There are multiple other possible targets. Nicotinic acetylcholinergic activity
is impaired in schizophrenia, but the extremely short half-life of the currently
available drugs limits their therapeutic use. The glutamate system is also clearly
involved in schizophrenia, as evidenced by the results of studies examining PCP
and ketamine, but previous therapeutic efforts have been disappointing.

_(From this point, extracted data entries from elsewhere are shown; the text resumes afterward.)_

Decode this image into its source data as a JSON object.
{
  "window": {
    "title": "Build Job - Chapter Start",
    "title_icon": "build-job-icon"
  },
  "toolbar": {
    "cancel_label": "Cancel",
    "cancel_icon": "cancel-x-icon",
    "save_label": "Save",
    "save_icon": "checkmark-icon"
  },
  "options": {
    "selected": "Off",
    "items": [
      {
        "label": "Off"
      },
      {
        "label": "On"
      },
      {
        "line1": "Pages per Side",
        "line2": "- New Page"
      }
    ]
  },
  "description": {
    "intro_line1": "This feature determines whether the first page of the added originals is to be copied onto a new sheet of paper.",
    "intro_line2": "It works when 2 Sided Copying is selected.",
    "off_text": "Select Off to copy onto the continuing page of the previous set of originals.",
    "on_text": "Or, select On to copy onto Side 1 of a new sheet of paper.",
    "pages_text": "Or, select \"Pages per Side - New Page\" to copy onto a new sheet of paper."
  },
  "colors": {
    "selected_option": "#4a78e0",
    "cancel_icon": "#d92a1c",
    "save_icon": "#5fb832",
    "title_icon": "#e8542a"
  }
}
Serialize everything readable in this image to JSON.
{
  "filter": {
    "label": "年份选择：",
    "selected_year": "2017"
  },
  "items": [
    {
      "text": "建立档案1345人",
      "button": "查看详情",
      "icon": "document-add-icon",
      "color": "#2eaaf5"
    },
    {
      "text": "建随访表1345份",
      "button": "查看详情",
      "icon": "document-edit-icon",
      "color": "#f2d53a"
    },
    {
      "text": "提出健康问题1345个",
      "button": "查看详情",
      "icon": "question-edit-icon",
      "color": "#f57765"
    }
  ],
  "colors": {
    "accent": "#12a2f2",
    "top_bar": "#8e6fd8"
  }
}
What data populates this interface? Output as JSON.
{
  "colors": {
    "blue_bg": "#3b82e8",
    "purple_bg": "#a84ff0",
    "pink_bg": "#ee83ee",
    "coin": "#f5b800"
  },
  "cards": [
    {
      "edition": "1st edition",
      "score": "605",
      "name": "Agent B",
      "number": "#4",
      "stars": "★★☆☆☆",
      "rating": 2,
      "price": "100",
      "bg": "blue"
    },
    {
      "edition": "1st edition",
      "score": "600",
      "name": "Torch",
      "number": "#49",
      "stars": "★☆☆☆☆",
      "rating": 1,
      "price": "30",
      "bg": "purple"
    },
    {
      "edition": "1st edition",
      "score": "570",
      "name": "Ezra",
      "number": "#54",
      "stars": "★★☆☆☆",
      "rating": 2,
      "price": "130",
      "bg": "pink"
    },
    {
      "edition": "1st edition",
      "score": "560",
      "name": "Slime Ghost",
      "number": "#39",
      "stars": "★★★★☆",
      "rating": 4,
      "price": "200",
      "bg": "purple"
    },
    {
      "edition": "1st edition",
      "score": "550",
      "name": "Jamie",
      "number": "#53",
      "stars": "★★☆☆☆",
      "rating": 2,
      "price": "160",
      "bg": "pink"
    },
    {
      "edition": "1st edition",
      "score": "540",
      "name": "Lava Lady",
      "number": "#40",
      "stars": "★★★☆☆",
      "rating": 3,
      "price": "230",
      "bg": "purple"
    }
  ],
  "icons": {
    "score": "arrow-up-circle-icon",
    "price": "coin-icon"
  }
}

“We may have to move away from drugs with a single specific target,” suggests
Dr. Harvey. “Sometimes, you can’t treat the cause of an illness, and
you’ve got to treat the consequences instead.” This approach could
explain the success of amphetamine, which has a widespread excitatory effect on
the brain. Since most of the individual targets for cognitive enhancement in schizophrenia
interact with each other, altering the functioning of one system may lead to a
compensatory reaction on the part of other systems. This compensatory reaction
may also be related to the effects of antipsychotic medications as well.
There may be other issues; some studies of people with
schizophrenia suggest that there may be certain cognitive abnormalities that
influence a wide array of other aspects of cognition. “The problem with schizophrenic patients may
just be that their brains process things too slowly,” Dr. Harvey says. “Processing
speed shows the greatest correlation to specific functional outcomes, and it’s
easy to posit how it could negatively impact memory, attention, and any cognitive
process where information has to be processed sequentially. If your cognitive processing
is extraordinarily slow, everything else can seem to be really fast.”
Targeting cognition in schizophrenia is a complex problem.
Increasingly vast resources are being directed toward this goal, and although
substances aimed at specific molecular targets have shown little success, the
efficacy of more widely acting substances such as amphetamine and the benefits
of studies of computer-based cognitive remediation is cause for cautious optimism. “It may turn out,” Dr.
Harvey says, “that, as with so many other psychiatric advances, we find the
right drug through pure chance.”
Disclosure: Dr. Harvey is a consultant to AstraZeneca, Bristol-Meyers Squibb, Eli Lilly, Janssen, Novartis, Pfizer, Sanofi-Aventis, and Wyeth; and receives grants from Bristol-Meyers Squibb, Janssen, and Pfizer.